Нилу стоит за плотной, пропитанной запахами Большого базара кулисой и изредка выглядывает, проверяя: не пришёл ли ещё? Она видит знакомые лица: Люмин с малышкой Паймон, Дехью с Дуньярзадой — они о чём-то увлечённо разговаривают, чуть поодаль Кавех и Тигнари. Учёные стоят в стороне от гудящей толпы, и Нилу даже немного жаль ботаника. И она думает, что после выступления нужно обязательно подойти и поблагодарить. Даже Аль-Хайтам уже здесь: приближается к ничего не подозревающему Кавеху — Нилу тепло улыбнулась, снова спряталась за тканью.
За кулисами беспокойно и суетно: музыканты настраивают инструменты, кто-то носится с одеждой, кто-то репетирует. Нилу всегда достаточно спокойно выходила на сцену, а перед выступлением любила подглядывать в зал, смотреть на лица людей, напитывать себя зрительской эмоцией. Но сегодня всё было по-другому. Должно быть, если он придёт.
Пригласить Сайно на выступление ей хотелось уже давно — еще после Сабзеруза. Да, она уже танцевала на празднике с его присутствием, но это всё не то: и атмосфера, и сам повод. И тогда, честно сказать, она всё еще побаивалась махаматру. И этот его кажущийся суровым взгляд будто не наслаждается праздником, а ищет малейший повод уличить в нарушении свода законов мудрецов. А мудрецы Нилу не нравились совсем, и это было взаимно. Однако она помнила исключения: те же Тигнари и Кавех. Последний даже как-то подходил к ней лично, чтобы выразить восхищение. Но вот генерал махаматра…
Нилу долго сомневалась и не решалась ничего предпринять. Искать встречи с Сайно — тем более. Она несколько раз писала ему записки — старательно выводила закорючки на пергаменте. Подходила к Академии, стеснительно прячась за фигурами студентов, будто действительно могла стать незаметной. В один из таких дней к ней подошла Шохре — матра, подчиненная Сайно, и после недолгих расспросов Нилу быстро вложила записку в руки матры, залилась краской в тон своих волос, извинилась и убежала. Ей было так страшно, что, казалось, ее маленькое сердечко лопнет.

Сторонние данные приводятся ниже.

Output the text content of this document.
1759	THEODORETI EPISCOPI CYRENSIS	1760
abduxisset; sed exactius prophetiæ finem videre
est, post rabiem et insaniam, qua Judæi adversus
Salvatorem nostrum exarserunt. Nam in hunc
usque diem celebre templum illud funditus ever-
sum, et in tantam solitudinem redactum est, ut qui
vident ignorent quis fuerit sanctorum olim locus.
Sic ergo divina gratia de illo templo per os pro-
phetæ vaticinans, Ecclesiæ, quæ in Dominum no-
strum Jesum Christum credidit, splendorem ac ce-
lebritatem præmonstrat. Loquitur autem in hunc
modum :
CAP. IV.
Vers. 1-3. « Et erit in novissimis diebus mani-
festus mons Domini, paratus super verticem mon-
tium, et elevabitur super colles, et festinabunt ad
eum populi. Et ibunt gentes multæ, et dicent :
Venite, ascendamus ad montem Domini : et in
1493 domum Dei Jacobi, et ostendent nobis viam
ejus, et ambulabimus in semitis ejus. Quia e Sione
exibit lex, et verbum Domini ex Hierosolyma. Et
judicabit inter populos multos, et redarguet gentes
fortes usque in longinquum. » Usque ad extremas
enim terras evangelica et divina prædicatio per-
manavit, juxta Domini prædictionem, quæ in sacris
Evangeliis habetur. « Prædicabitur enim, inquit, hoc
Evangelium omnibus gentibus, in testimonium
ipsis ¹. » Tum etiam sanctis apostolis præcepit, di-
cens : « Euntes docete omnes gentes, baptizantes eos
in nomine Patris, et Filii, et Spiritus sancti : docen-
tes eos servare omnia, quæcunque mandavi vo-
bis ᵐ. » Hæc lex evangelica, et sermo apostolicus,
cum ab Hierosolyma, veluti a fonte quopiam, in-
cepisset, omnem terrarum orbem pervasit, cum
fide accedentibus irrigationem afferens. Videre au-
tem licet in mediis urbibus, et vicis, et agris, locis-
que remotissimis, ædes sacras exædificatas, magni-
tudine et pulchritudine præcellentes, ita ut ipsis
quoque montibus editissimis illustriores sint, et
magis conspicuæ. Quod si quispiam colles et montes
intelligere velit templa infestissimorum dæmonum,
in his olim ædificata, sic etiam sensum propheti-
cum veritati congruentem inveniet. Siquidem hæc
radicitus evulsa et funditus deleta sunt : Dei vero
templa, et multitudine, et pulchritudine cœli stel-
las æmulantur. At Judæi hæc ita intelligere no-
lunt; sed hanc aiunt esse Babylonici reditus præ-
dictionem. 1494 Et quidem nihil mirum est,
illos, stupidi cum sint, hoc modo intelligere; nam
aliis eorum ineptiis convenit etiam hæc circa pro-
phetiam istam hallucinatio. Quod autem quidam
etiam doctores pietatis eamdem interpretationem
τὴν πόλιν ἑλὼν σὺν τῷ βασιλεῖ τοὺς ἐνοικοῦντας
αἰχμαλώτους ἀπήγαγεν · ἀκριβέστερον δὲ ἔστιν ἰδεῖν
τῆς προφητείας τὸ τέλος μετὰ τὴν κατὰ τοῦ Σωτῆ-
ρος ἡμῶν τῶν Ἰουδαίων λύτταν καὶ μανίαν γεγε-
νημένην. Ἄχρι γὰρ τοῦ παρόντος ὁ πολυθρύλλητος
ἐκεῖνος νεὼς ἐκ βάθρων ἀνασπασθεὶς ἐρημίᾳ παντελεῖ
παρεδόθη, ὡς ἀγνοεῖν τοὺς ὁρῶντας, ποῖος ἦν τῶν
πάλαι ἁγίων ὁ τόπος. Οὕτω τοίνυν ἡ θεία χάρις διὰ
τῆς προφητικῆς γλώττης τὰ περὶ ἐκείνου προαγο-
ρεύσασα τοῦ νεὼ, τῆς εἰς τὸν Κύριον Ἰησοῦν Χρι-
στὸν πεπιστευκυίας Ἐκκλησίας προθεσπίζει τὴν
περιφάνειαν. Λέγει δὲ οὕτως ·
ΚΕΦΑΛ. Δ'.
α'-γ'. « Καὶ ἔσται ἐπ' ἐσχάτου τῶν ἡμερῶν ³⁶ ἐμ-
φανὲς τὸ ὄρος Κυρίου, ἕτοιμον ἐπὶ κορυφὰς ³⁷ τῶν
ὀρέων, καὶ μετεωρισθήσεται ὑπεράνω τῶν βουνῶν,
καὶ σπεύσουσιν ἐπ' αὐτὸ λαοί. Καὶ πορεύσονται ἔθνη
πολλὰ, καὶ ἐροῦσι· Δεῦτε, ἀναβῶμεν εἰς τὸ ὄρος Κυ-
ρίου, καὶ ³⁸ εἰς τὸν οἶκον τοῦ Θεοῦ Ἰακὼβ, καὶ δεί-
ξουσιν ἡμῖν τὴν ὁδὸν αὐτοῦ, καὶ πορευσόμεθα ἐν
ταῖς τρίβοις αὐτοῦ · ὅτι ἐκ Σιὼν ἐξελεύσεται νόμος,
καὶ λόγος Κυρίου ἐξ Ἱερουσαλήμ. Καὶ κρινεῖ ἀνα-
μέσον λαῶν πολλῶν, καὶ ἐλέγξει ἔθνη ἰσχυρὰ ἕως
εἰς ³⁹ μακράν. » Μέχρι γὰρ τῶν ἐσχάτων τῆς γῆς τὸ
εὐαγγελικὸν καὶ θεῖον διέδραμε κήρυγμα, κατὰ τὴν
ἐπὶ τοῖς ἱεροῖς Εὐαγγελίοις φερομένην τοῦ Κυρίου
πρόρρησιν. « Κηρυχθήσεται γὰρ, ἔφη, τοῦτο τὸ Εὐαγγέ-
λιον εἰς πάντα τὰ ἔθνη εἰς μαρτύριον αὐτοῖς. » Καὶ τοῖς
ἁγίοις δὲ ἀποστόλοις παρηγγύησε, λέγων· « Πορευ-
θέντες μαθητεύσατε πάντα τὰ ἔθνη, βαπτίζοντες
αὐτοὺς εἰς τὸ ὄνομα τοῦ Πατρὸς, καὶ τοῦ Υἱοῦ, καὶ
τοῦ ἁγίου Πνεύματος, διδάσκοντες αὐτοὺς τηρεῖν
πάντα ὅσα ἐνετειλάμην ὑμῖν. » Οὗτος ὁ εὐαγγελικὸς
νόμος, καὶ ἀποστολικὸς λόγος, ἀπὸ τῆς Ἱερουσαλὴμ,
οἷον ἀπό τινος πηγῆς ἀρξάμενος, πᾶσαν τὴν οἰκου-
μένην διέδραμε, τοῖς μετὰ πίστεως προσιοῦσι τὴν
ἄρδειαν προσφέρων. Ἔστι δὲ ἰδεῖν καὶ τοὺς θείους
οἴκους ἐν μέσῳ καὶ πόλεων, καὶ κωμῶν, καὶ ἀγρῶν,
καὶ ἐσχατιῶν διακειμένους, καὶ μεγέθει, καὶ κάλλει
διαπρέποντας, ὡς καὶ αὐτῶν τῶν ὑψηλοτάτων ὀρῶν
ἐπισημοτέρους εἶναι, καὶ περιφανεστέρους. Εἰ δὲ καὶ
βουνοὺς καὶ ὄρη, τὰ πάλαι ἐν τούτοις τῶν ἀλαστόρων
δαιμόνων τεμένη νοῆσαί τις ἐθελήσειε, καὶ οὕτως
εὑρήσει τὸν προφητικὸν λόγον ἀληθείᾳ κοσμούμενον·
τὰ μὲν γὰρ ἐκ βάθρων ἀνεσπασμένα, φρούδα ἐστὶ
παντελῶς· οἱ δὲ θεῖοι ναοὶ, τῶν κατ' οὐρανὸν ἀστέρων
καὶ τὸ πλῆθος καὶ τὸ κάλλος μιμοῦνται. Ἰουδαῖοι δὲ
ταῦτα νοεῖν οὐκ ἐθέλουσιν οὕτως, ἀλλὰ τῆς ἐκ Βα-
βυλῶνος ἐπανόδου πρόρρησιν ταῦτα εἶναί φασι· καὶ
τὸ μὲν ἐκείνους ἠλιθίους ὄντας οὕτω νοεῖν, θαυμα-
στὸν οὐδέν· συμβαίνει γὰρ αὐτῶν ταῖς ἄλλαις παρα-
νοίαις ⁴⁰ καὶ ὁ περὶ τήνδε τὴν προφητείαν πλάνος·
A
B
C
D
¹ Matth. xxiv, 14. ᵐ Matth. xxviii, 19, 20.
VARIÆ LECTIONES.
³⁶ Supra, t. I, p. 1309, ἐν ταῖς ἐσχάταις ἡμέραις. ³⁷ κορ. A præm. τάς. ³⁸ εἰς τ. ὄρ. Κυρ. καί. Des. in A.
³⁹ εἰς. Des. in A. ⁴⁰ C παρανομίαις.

Лежа ночами в кровати, обложенная подушками, выпростав ногу из-под покрывала, она представляла разные варианты развития событий. Что, если Шохре посмеялась над ней и не передала записку? Нилу сморщила свой курносый, покрытый видной одной лишь ей полупрозрачной сеточкой веснушек, носик. Или передала? И тут же воображение нарисовало следующую картину: Сайно сидит в своем кабинете. Обязательно жутко уставший, он откидывается в кресле и долго смотрит, пытаясь вникнуть в смысл написанного. Генерал не совершает импульсивных и глупых действий — думала Нилу. А ее приглашение он сочтет именно таким и, не изменившись в лице, скомкает кусочек пергамента и отправит в мусорную корзину. Нилу сжала тонкими пальцами край покрывала, закусила губу — стало обидно-обидно, до слез. Почему она такая дурочка глупая?
Звук колокольчика возвестил о начале представления. Толпа за кулисой медленно потухала. Ее номер в самом конце, и она предпочла в этот раз не подглядывать за людьми. Нилу отошла подальше и устроилась на деревянном ящике, свесила ножки, ссутулилась. Постаралась не вслушиваться в задорную мелодию, играющую для акробатов на сцене. Отдаленно звучали аплодисменты и отдельные восклицания. Полностью сосредоточилась на дыхании — если она не успокоится до начала танца, воздуха не хватит. Закрыла глаза. Даже если он не придет — оно и к лучшему.
Что может связывать генерала махаматру и необразованную танцовщицу?
— Нилу, твой выход. Готовность минута, — голос звучит приглушенно и будто далеко-далеко.
Нилу медленно открывает глаза: выступившие коллеги разбредались по всей внутренней территории театра, облегченно снимая неудобные детали костюмов.
— Сегодня так оживленно! И на постановку отреагировали так тепло! Ух, вот господин Зубаир рад будет!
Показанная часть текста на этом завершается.